Waight Michael C, Prakosa Adityo, Li Anthony C, Bunce Nick, Marciniak Anna, Trayanova Natalia A, Saba Magdi M
City St. George's, University of London, UK (M.C.W., A.C.L., M.M.S.).
Alliance for Cardiovascular Diagnostic and Treatment Innovation, Johns Hopkins University, Baltimore, MD (M.C.W., A.P., N.A.T.).
Circulation. 2025 Feb 25;151(8):521-533. doi: 10.1161/CIRCULATIONAHA.124.070526. Epub 2025 Jan 6.
Current outcomes from catheter ablation for scar-dependent ventricular tachycardia (VT) are limited by high recurrence rates and long procedure durations. Personalized heart digital twin technology presents a noninvasive method of predicting critical substrate in VT, and its integration into clinical VT ablation offers a promising solution. The accuracy of the predictions of digital twins to detect invasive substrate abnormalities is unknown. We present the first prospective analysis of digital twin technology in predicting critical substrate abnormalities in VT.

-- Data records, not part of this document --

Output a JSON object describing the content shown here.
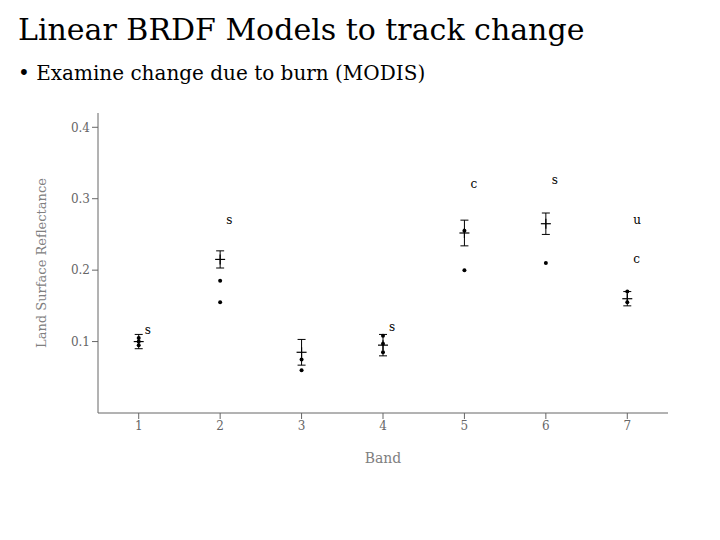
{
  "chart_data": {
    "type": "scatter",
    "title": "Linear BRDF Models to track change",
    "subtitle": "• Examine change due to burn (MODIS)",
    "x_label": "Band",
    "y_label": "Land Surface Reflectance",
    "xlim": [
      0.5,
      7.5
    ],
    "ylim": [
      0.0,
      0.42
    ],
    "xticks": [
      1,
      2,
      3,
      4,
      5,
      6,
      7
    ],
    "yticks": [
      0.1,
      0.2,
      0.3,
      0.4
    ],
    "grid": false,
    "series": [
      {
        "type": "scatter",
        "marker": "dot",
        "color": "#000000",
        "x": [
          1,
          1,
          1,
          2,
          2,
          3,
          3,
          4,
          4,
          4,
          5,
          5,
          6,
          7,
          7
        ],
        "values": [
          0.095,
          0.1,
          0.105,
          0.155,
          0.185,
          0.06,
          0.075,
          0.085,
          0.097,
          0.108,
          0.2,
          0.255,
          0.21,
          0.155,
          0.17
        ]
      },
      {
        "type": "scatter",
        "marker": "plus",
        "color": "#000000",
        "x": [
          1,
          2,
          3,
          4,
          5,
          6,
          7
        ],
        "values": [
          0.1,
          0.215,
          0.085,
          0.095,
          0.252,
          0.265,
          0.16
        ],
        "error": [
          0.01,
          0.012,
          0.018,
          0.015,
          0.018,
          0.015,
          0.01
        ]
      }
    ],
    "annotations": [
      {
        "x": 1,
        "y": 0.115,
        "text": "s"
      },
      {
        "x": 2,
        "y": 0.27,
        "text": "s"
      },
      {
        "x": 4,
        "y": 0.12,
        "text": "s"
      },
      {
        "x": 5,
        "y": 0.32,
        "text": "c"
      },
      {
        "x": 6,
        "y": 0.325,
        "text": "s"
      },
      {
        "x": 7,
        "y": 0.215,
        "text": "c"
      },
      {
        "x": 7,
        "y": 0.27,
        "text": "u"
      }
    ]
  }
}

Heart digital twin models were created from 18 patients with scar-dependent VT undergoing catheter ablation. Contrast-enhanced cardiac magnetic resonance images were used to reconstruct finite-element meshes, onto which regional electrophysiological properties were applied. Rapid-pacing protocols were used to induce VTs and to define the VT circuits. Predicted optimum ablation sites to terminate all VTs in the models were identified. Invasive substrate mapping was performed, and the digital twins were merged with the electroanatomical map. Electrogram abnormalities and regions of conduction slowing were compared between digital twin-predicted sites and nonpredicted areas.
Electrogram abnormalities were significantly more frequent in digital twin-predicted sites compared with nonpredicted sites (468/1029 [45.5%] versus 519/1611 [32.2%]; <0.001). Electrogram duration was longer at predicted sites compared with nonpredicted sites (82.0±25.9 milliseconds versus 69.7±22.3 milliseconds; <0.001). Digital twins correctly identified 21 of 26 (80.8%) deceleration zones seen on isochronal late activation mapping.
Digital twin-predicted sites display a higher prevalence of abnormal and prolonged electrograms compared with nonpredicted sites and accurately identify regions of conduction slowing. Digital twin technology may help improve substrate-based VT ablation.
URL: https://www.clinicaltrials.gov; Unique identifier: NCT04632394.
目前,导管消融治疗瘢痕相关性室性心动过速(VT)的疗效受到高复发率和长手术时间的限制。个性化心脏数字孪生技术提供了一种预测VT关键基质的非侵入性方法,将其整合到临床VT消融中提供了一个有前景的解决方案。数字孪生预测检测侵入性基质异常的准确性尚不清楚。我们首次对数字孪生技术预测VT关键基质异常进行前瞻性分析。
从18例接受导管消融的瘢痕相关性VT患者创建心脏数字孪生模型。使用对比增强心脏磁共振图像重建有限元网格,并在其上应用区域电生理特性。采用快速起搏方案诱发VT并定义VT环路。确定模型中预测的终止所有VT的最佳消融部位。进行侵入性基质标测,并将数字孪生与电解剖图合并。比较数字孪生预测部位和未预测区域之间的电图异常和传导减慢区域。
与未预测部位相比,数字孪生预测部位的电图异常明显更频繁(468/1029 [45.5%] 对519/1611 [32.2%];<0.001)。与未预测部位相比,预测部位的电图持续时间更长(82.0±25.9毫秒对69.7±22.3毫秒;<0.001)。数字孪生正确识别了等时晚期激活标测中所见的26个减速区中的21个(80.8%)。
与未预测部位相比,数字孪生预测部位显示出更高的异常和延长电图患病率,并准确识别传导减慢区域。数字孪生技术可能有助于改善基于基质的VT消融。